The Wahkiakum County Eagle - Established as The Skamokawa Eagle in 1891

County board, residents frustrated over sand

Commissioners set date to vote on future of Johnson House

 


Wahkiakum County commissioners and residents of Cape Horn shared frustrations Tuesday over lack of information about US Army Corps of Engineer beach nourishment plans.

Commissioners also received an evaluation of costs of maintaining a vacant house on county property, agreeing to vote on its future at their August 6 meeting, and going over other varied business.

County officials and staff succeeded this year in an effort to set up a 10-year program to enable the Corps to deposit dredged sand on eroding beaches on Cape Horn and Puget Island, where erosion is threatening to claim structures and plantings.

A pipeline dredge has been working below Skamokawa, but despite emails and phone calls, neither residents nor county officials have been able to learn when the dredge might be in their areas.

"I'm getting nothing," said Cape Horn resident Trish Shroyer. " That's what so frustrating: Everything is read, and they can't tell me something.

"I want a response.

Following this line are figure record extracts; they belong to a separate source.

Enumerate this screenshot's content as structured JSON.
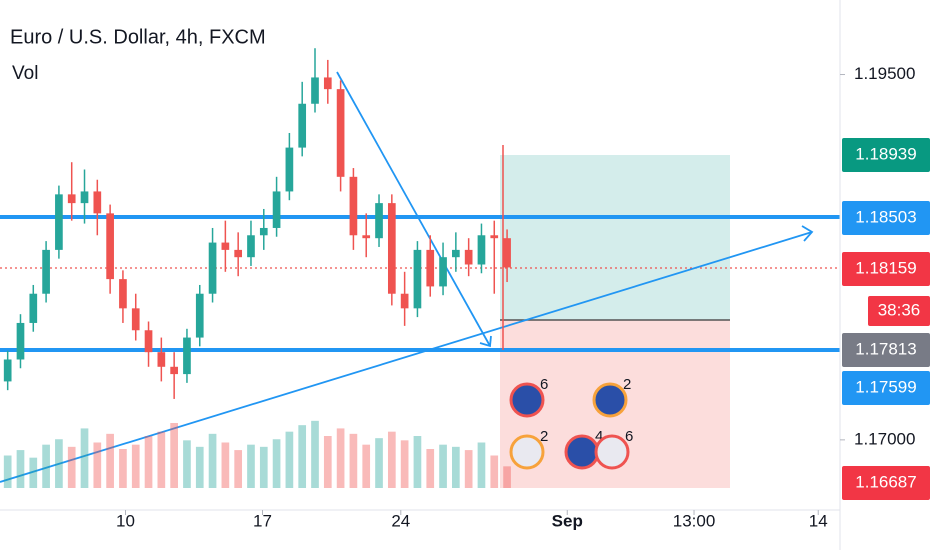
{
  "chart_data": {
    "type": "candlestick",
    "title": "Euro / U.S. Dollar, 4h, FXCM",
    "volume_label": "Vol",
    "up_color": "#26a69a",
    "down_color": "#ef5350",
    "ylim": [
      1.1652,
      1.2001
    ],
    "yticks": [
      {
        "value": 1.195,
        "label": "1.19500"
      },
      {
        "value": 1.17,
        "label": "1.17000"
      }
    ],
    "xlim": [
      -0.6,
      65
    ],
    "xticks": [
      {
        "value": 9.2,
        "label": "10"
      },
      {
        "value": 19.9,
        "label": "17"
      },
      {
        "value": 30.7,
        "label": "24"
      },
      {
        "value": 43.7,
        "label": "Sep"
      },
      {
        "value": 53.6,
        "label": "13:00"
      },
      {
        "value": 63.3,
        "label": "14"
      }
    ],
    "candles": [
      [
        1.174,
        1.1761,
        1.1734,
        1.1755
      ],
      [
        1.1755,
        1.1786,
        1.1749,
        1.178
      ],
      [
        1.178,
        1.1806,
        1.1774,
        1.18
      ],
      [
        1.18,
        1.1836,
        1.1794,
        1.183
      ],
      [
        1.183,
        1.1874,
        1.1824,
        1.1868
      ],
      [
        1.1868,
        1.189,
        1.185,
        1.1862
      ],
      [
        1.1862,
        1.1885,
        1.1848,
        1.187
      ],
      [
        1.187,
        1.1878,
        1.184,
        1.1855
      ],
      [
        1.1855,
        1.1861,
        1.18,
        1.181
      ],
      [
        1.181,
        1.1816,
        1.178,
        1.179
      ],
      [
        1.179,
        1.18,
        1.1768,
        1.1775
      ],
      [
        1.1775,
        1.1781,
        1.175,
        1.176
      ],
      [
        1.176,
        1.177,
        1.174,
        1.175
      ],
      [
        1.175,
        1.176,
        1.1728,
        1.1745
      ],
      [
        1.1745,
        1.1776,
        1.1739,
        1.177
      ],
      [
        1.177,
        1.1806,
        1.1764,
        1.18
      ],
      [
        1.18,
        1.1845,
        1.1794,
        1.1835
      ],
      [
        1.1835,
        1.185,
        1.1815,
        1.183
      ],
      [
        1.183,
        1.1842,
        1.1812,
        1.1825
      ],
      [
        1.1825,
        1.185,
        1.1819,
        1.184
      ],
      [
        1.184,
        1.1858,
        1.183,
        1.1845
      ],
      [
        1.1845,
        1.188,
        1.1839,
        1.187
      ],
      [
        1.187,
        1.191,
        1.1864,
        1.19
      ],
      [
        1.19,
        1.1945,
        1.1894,
        1.193
      ],
      [
        1.193,
        1.1968,
        1.1924,
        1.1948
      ],
      [
        1.1948,
        1.196,
        1.193,
        1.194
      ],
      [
        1.194,
        1.1946,
        1.187,
        1.188
      ],
      [
        1.188,
        1.1886,
        1.183,
        1.184
      ],
      [
        1.184,
        1.1855,
        1.1825,
        1.1838
      ],
      [
        1.1838,
        1.1868,
        1.1832,
        1.1862
      ],
      [
        1.1862,
        1.1868,
        1.1792,
        1.18
      ],
      [
        1.18,
        1.1815,
        1.1778,
        1.179
      ],
      [
        1.179,
        1.1836,
        1.1784,
        1.183
      ],
      [
        1.183,
        1.184,
        1.1798,
        1.1805
      ],
      [
        1.1805,
        1.1835,
        1.1799,
        1.1825
      ],
      [
        1.1825,
        1.1842,
        1.1815,
        1.183
      ],
      [
        1.183,
        1.1838,
        1.1812,
        1.182
      ],
      [
        1.182,
        1.1848,
        1.1814,
        1.184
      ],
      [
        1.184,
        1.185,
        1.18,
        1.1838
      ],
      [
        1.1838,
        1.1844,
        1.1808,
        1.1818
      ]
    ],
    "volume": [
      30,
      35,
      28,
      40,
      45,
      38,
      55,
      42,
      50,
      36,
      40,
      48,
      52,
      60,
      44,
      38,
      50,
      42,
      35,
      40,
      38,
      45,
      52,
      58,
      62,
      48,
      55,
      50,
      40,
      46,
      52,
      44,
      48,
      36,
      40,
      38,
      35,
      42,
      30,
      20
    ],
    "volume_max": 120,
    "price_labels": [
      "1.18939",
      "1.18503",
      "1.18159",
      "38:36",
      "1.17813",
      "1.17599",
      "1.16687"
    ],
    "events": [
      "6",
      "2",
      "2",
      "4",
      "6"
    ]
  }
}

It's crap. Somebody needs to be responsible and respond."

"You're going through the same things I'm getting," commented commission Chair Dan Cothren. "They're still talking [dredging in] the fall.

"It's a political deal you're dealing with. It's a run-aound."

A Corps research vessel has been sounding up and down the river to determine what areas need dredging.

"They know the sand is out there," said Cape Horn resident Richard Erickson.

Cothren said he has been calling Corps contacts but hasn't had responses.

"Tell me now," he said. "Don't keep me hanging. If you can't do it, let me know, and we'll move on."

In other business, Building Inspector David Hicks presented a cost study of maintaining a house on county-owned property on River Street. The 100-year-old building, known as the Johnson House, was formerly used by the county's mental health program, but that program has moved to new quarters.

County offiicials have suggested two courses of action--either maintaining the house as a rental for county employees or disposing of it. Commissioners had asked Hicks to prepare a cost analysis, and presented that analysis Tuesday.

The house needs a new roof, updated heating system, exterior painting, upgraded windows, insulation and removal of trees around the lot's perimeter. Those upgrades could cost from $58,000 to $81,000. Yearly maintenance could run $2,000 without any major projects. Fair market rent would be $1,100 per month, he said.

Further calculations lead to the conclusion that it would take 7.2 years to break even if no major repairs were needed.

"It's still a 100-year-old house with no foundation, and the upkeep costs will continue to increase," he said.

Commissioner Gene Strong suggested putting the house up for auction--the house only, not the property.

Commissioner Mike Backman, participating in the meeting via telephone, suggested looking into more possible uses for the house and possible grant funding to help with improvements.

"I'm in favor of Gene's proposal," said Cothren. "Get rid of it."

Commissioners agreed they would decide a course of action at their next meeting on Aug. 6.